Saved by the bell hooks features screenshots of the show captioned by quotes from hooks’ work, such as an image of Kelly and Lisa at the movies with the following text added:

‘Black women felt they were asked to choose between a black movement that served the interests of black male patriarchs and a women’s movement which primarily served the interests of racist white women.’

Not laugh out loud, perhaps, but it’s a bite-sized introduction to hooks’ research and theories. (The focus of much of her work is intersectionality: the idea that we need to consider how oppressions, like sexism and racism, intersect.) Let’s be honest: we’re not all going to wade through feminist academic texts, even the more accessible ones, so anything that spreads feminist thought has to be a good thing.

It’s similar to the Feminist Ryan Gosling meme/blog/book created by writer Danielle Henderson, which she made to make friends on her master’s degree laugh but which became a global phenomenon, because you can’t underestimate not only how much people love the Gos, but how much fun posting feminist theory over pop culture images can be.

It’s also a useful reminder that as awesome as Zack Morris’ phone and Elizabeth Berkley’s hair might have been, Saved by the Bell was pretty problematic in many ways.
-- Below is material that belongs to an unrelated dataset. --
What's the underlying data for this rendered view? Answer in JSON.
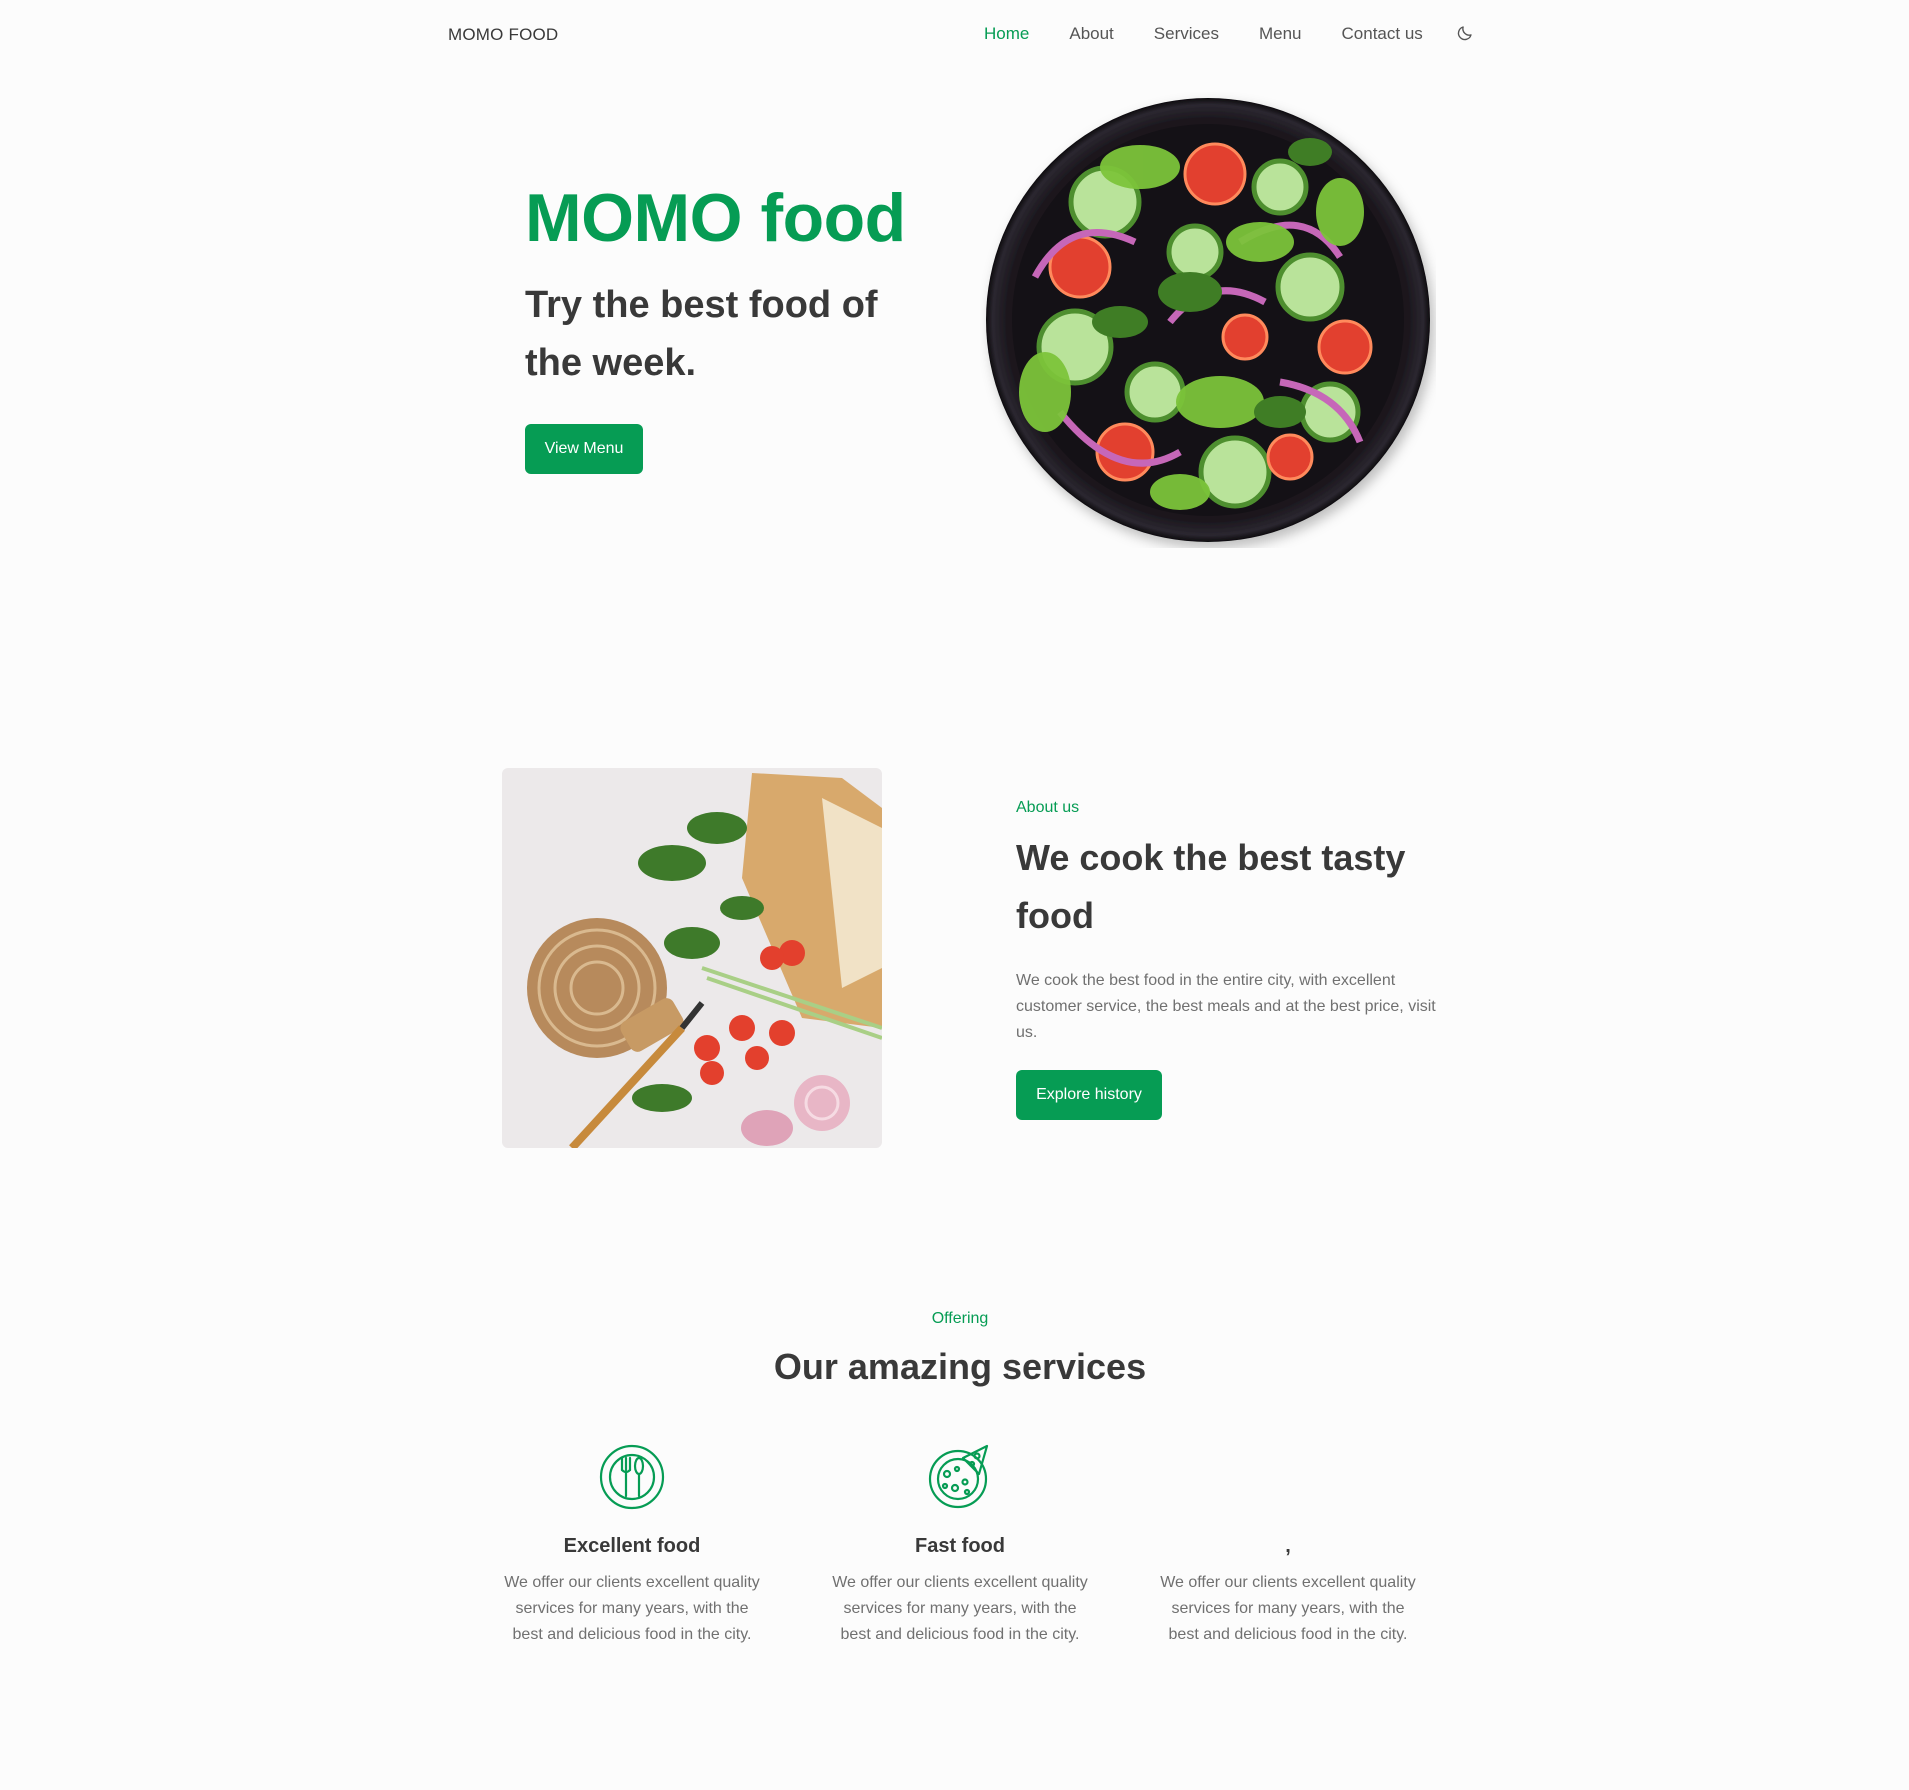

Lisa was the female character we knew the least about, and the producers were once so desperate to name someone for her to have a crush on, they came up with MC Hammer rather than an age-appropriate white dude. And Jessie Spano was supposed to be a feminist, but never truly triumphed over self-proclaimed ‘chauvinist pig’ Slater. Ugh. We should probably make it a rule that any retro show that wants to make a comeback can only do so with a subversive feminist twist.